The sky was sour and the scenery dour, and at the smile of a passenger he demonstrated the start of soft-shoe shuffle, never forgotten, never fully forgotten. She hid the next smile behind her hands but he ended as if he’d always meant to stop it there. She looked, perhaps, a little disappointed.
Mr Shoe’s nerves were singing as loudly as he ever had his half-remembered Music Hall turns.
In Nanjing his apartments would shortly be ransacked, if they had not been already. They would find ticket stubs to Malaya, and a pointed copy of a hand-printed, wobbly copy of Xiao Huli’s poetry, and perhaps that would throw them and perhaps it wouldn’t. He was sorry to be leaving the poems, but his memory was good enough.
Waves ate the hull of the ship as it slipped through the East China sea. Somewhere further to the east the radioactive embers of what had once been Japan still, he fancied, glowed in the dark after all these years.

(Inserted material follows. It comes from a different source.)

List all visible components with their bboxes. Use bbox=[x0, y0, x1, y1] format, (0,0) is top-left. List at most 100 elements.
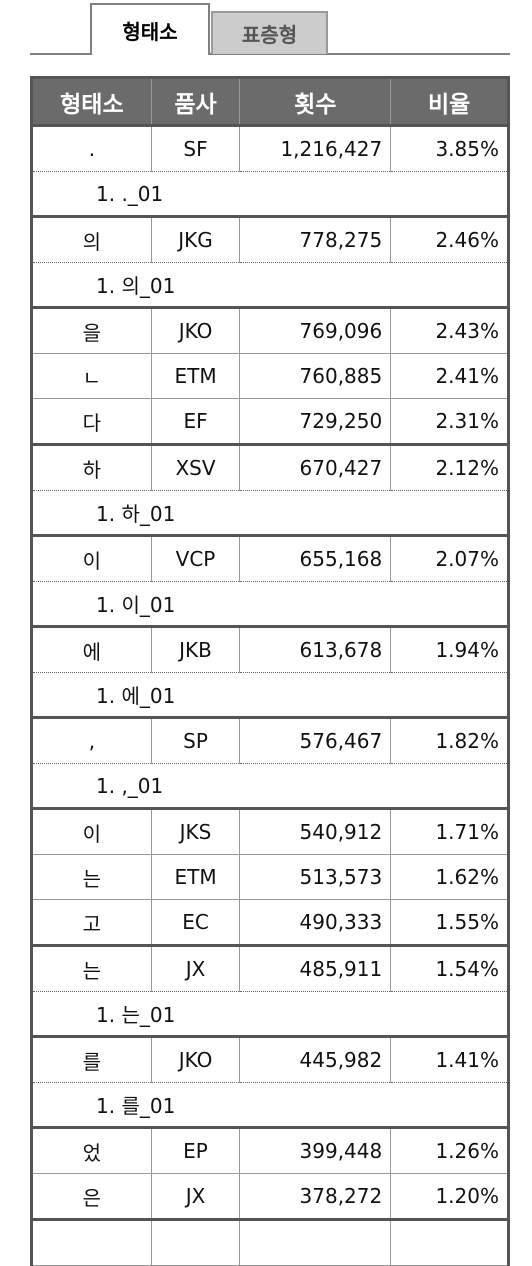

Corpses, they’d said, had rotted in the streets when the SinoSoviet Storm of Revenge had swept through the land. In Nanjing there was not much sympathy to spare for their long-dead neighbours. The memorials were eloquent on why.
Mr Shoe plastered on his best easy-going smile on his most troubled interior and turned away from the rail. Chances were she was dead already. Nothing to be done but go home, as instructed, and wait for his brother to join him.
* * *
At Guangdong the exchange was more furtive. A man in a fisherman’s hat with a pirate’s face shoved him onto something that looked about as seaworthy as a slipper and charged him the kind of money that made his pockets wince. At least the crumbling vessel, with its sad sagging sails and forged passenger credentials, didn’t remind him so very much of the HMS Taunton, even if it looked as if it was going to pull exactly the same stinking sinking routine.
Mr Shoe watched the waters in the harbour turn black and then reflect pinpricks of light.
It was too much to hope for that her death was a quick one. If They’d got her it would be slow. If they hadn’t – well, she knew where to find a straight razor – but it didn’t bear thinking about.
* * *
In Hong Kong a harbourmaster stopped him and his heart beat and bounced into his throat, shaking all the Mandarin out of him and leaving him with some clumsy syllables that could have been anything but were mostly idiotic.
At last he understood. His papers were good, but there were other papers required.
Mr Shoe dug out more money and the harbourmaster receded like the Thames at tide turn, and how many years had it been since he thought of the Thames as his reference point?
Aboard the next ship his fellow-passengers included a drunk who appeared to be travelling in the same direction, although God alone knew how he’d found himself here in the first place. Mr Shoe avoided him, feigned ignorance of the English words and chewed peaceably on tobacco he didn’t want.